Well I sure know who Beto is, but I think Bushmiller’s influence is better seen in brother Xaime, especially those “Li’l Ray” and “Roy Cowboy” strips.
Got a link for those strips?
I think you meant “one of the most surreal”. It wasn’t always good but it usually good. Frankly speaking, after reading most comics today any comic that’s funny more than 10% of the time should be considered a classic.

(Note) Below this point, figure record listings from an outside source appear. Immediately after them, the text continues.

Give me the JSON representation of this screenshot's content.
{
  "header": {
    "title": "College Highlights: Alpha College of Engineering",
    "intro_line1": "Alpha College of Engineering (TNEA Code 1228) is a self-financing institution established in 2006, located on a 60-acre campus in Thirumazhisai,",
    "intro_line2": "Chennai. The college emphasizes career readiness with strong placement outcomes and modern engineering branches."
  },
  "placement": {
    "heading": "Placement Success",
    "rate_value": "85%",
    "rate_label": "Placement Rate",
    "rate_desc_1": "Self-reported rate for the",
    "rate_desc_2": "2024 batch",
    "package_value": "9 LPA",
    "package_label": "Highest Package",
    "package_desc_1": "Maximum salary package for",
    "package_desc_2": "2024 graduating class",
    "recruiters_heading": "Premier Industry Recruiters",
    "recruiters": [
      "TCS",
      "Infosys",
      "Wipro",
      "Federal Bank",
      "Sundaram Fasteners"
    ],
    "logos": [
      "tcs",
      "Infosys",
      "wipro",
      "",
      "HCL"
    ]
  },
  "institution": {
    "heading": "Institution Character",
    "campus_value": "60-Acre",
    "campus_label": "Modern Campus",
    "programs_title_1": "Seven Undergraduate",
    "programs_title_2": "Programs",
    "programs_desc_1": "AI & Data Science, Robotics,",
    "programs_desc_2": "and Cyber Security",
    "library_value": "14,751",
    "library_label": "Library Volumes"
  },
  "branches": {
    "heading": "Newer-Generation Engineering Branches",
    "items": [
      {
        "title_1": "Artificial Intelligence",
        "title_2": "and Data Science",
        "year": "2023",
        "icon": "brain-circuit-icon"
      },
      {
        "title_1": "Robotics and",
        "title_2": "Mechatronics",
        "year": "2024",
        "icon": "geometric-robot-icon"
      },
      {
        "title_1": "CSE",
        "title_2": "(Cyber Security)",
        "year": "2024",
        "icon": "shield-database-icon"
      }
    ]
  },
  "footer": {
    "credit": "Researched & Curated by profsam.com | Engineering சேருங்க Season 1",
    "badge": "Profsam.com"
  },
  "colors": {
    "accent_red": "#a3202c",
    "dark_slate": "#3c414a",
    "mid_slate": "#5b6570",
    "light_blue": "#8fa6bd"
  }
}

Well, your name is Horatio Hellpop, so, not to be rude, but you kind of should know.
+1 but I’m 51.
I don’t know. When I look at old comics from the 70s and earlier, they don’t seem to have a higher “success” rate, in my book. But humor is so individualized–there’s no accounting for it. As I hinted at above, I don’t even think the loyal readership of the comics page is necessarily looking for wit and wisdom, but more a kind of assurance that at least something is constant in the world. It’s the intellectual equivalent of comfort food.
GORDO! If this is the first you’ve heard of that, you’ve been missing something.
Wiki article on Gordo and on cartoonist Gus Arriola.
Some other discussion and samples (scroll down half way) and also here.
Now, who here still remembers Stan Lynde’s Rick O’Shay?
I recognized her as an old comics character I could never name. As in, even when I actually still looked at newspaper comics, she was never actually in them. But I’d seen some documentary about her being important or something.
I’d expect anyone under 25 at this point probably to not be too familiar with newspaper comics in general. The ones they’d know would be the ones that are popular online or had TV shows.
You just have to watch how the Letters to the Editor page gets swamped by outraged, older readers when they announce that they’re discontinuing some old, beloved strip in favor of something new.
Fear of lost subscriptions keeps a lot of old comic strips going (and cockblocks a lot of potentially good, new strips).
Tell me about it. A few years ago, the Bangkok Post dropped Andy Capp. Scathing letters poured in, so many that the Post relented after only a couple of weeks and reinstated it. The strip is still running here today. However, the suspicion among many is that only a handful of retirees in Pattaya were responsible for the vast majority of the letters. One writer signed his name Bud Weiser, the humor of which may have escaped the non-American letters editor at the newspaper.
Speaking of beloved old comic strips, I see Fred_Basset is still running. That gives me a warm feeling. Always liked Fred.
The wife, I note, has an Aunt Flo. Andy Capp’s wife is named Flo.
Coincidence? You decide. :dubious:
Hmm. From what I recall of the strip, the wife seems to have had a little too good upbringing to have Andy and Flo as relations. But you never know. Maybe she just done well.
Flo may have associated with the wrong people. I don’t know how to say that in Australian. ![]()
But it is probably a generational thing. I wouldn’t expect anyone under 30 to know that.